2021-01-14
1 小时 4 分钟So I got a question for you.
When was the last time you made a really good new friend, you know, as a grown up?
Like the kind that actually knows you, not just online, the real you?
Well, it turns out it's actually not so easy to create those kinds of friendships, but it's also really important in our ability to live good lives, especially during challenging times.
So my guest today, Kat Velos, she's here to help.
She earns her living as a UX designer.
And that means Kat figures out how to make experiences as easy and organic as humanly possible to step into.
And she applied her unique genius to everything from giant apps, platforms and technology, things like Slack and Pandora on a mass scale, all the way to local face to face gatherings, community building, and most recently, to examining and tackling the quest to form deep friendships, approaching it as a design problem.
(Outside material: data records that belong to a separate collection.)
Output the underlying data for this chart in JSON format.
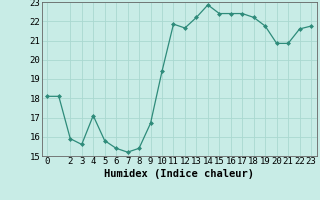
{
  "x": [
    0,
    1,
    2,
    3,
    4,
    5,
    6,
    7,
    8,
    9,
    10,
    11,
    12,
    13,
    14,
    15,
    16,
    17,
    18,
    19,
    20,
    21,
    22,
    23
  ],
  "y": [
    18.1,
    18.1,
    15.9,
    15.6,
    17.1,
    15.8,
    15.4,
    15.2,
    15.4,
    16.7,
    19.4,
    21.85,
    21.65,
    22.2,
    22.85,
    22.4,
    22.4,
    22.4,
    22.2,
    21.75,
    20.85,
    20.85,
    21.6,
    21.75
  ],
  "line_color": "#2e8b7a",
  "marker": "D",
  "marker_size": 2.0,
  "bg_color": "#c8ece6",
  "grid_color": "#aad8d0",
  "xlabel": "Humidex (Indice chaleur)",
  "xlim": [
    -0.5,
    23.5
  ],
  "ylim": [
    15,
    23
  ],
  "yticks": [
    15,
    16,
    17,
    18,
    19,
    20,
    21,
    22,
    23
  ],
  "xticks": [
    0,
    2,
    3,
    4,
    5,
    6,
    7,
    8,
    9,
    10,
    11,
    12,
    13,
    14,
    15,
    16,
    17,
    18,
    19,
    20,
    21,
    22,
    23
  ],
  "xlabel_fontsize": 7.5,
  "tick_fontsize": 6.5
}
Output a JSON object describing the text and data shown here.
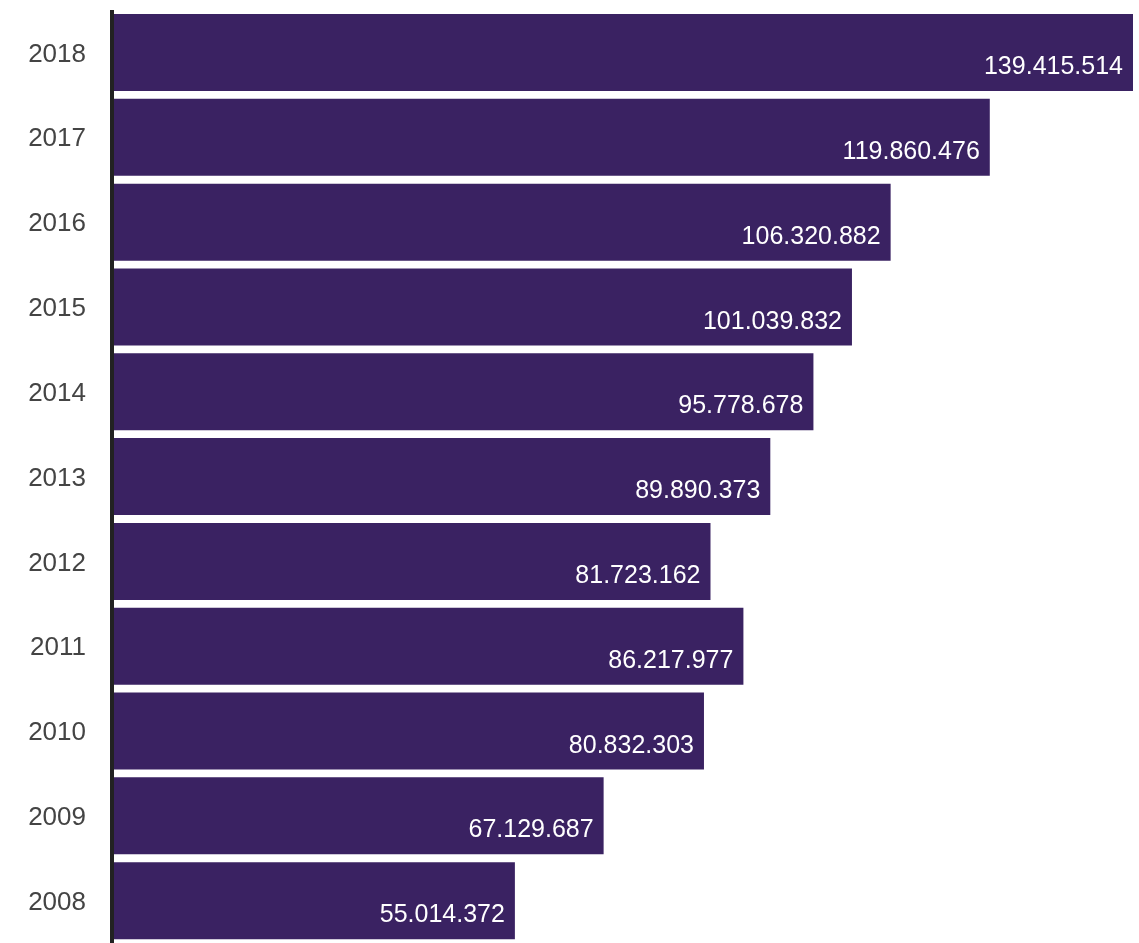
{
  "chart_data": {
    "type": "bar",
    "orientation": "horizontal",
    "categories": [
      "2018",
      "2017",
      "2016",
      "2015",
      "2014",
      "2013",
      "2012",
      "2011",
      "2010",
      "2009",
      "2008"
    ],
    "values": [
      139415514,
      119860476,
      106320882,
      101039832,
      95778678,
      89890373,
      81723162,
      86217977,
      80832303,
      67129687,
      55014372
    ],
    "value_labels": [
      "139.415.514",
      "119.860.476",
      "106.320.882",
      "101.039.832",
      "95.778.678",
      "89.890.373",
      "81.723.162",
      "86.217.977",
      "80.832.303",
      "67.129.687",
      "55.014.372"
    ],
    "color": "#3a2262",
    "grid": false,
    "legend": false
  }
}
So she goes deep into her journey of discovery in her really wonderful new book, we should get together.
The Secret to cultivating better friendships, which I loved and learned so much from.
And Kat has been featured in Forbes and Fast Company for her work as the founder of Bay Area Black Designers, which is a professional development community for black designers and UX researchers.
And over the years, really over the decades, she's created, run, and mentored a variety of communities focused on everything from spoken word poetry to photography to digital design to authentic connection and friendship.
Her most recent are better than small talk and Connection Club, which helps people really build community with each other as they also foster stronger friendships through the art of letter writing, which is super cool.
I wanted to go deeper into Kat's, her lens, her ideas and processes, and also explore them both in the context of making real deep friendships as adults and cultivating relationships and community, maybe even rising to that level of chosen family, both with people who see and move through the world in similar ways to us, but also with people who are not like us, and exploring how to embrace those relationships and build deep bonds of trust and friendship, especially in this day and age.
So excited to share this conversation with you.
I'm Jonathan Fields, and this is good life project.
There's a jumping off point that I think is fascinating that I absolutely have to know because I can't imagine there are many other people with your name, but it sounds like you came out with a hip hop math cd called musication in 2008, and I have to know about this.
That was me.
Yeah, it was a project from Deep in the Ice ages there, because at that time, so I had left a job as an art director and graphic designer working for a news magazine, and I left because I wanted to make a bigger difference in the world.
And one of the ways I did that was by quitting my job and joining Americorps and working in communities, doing national service.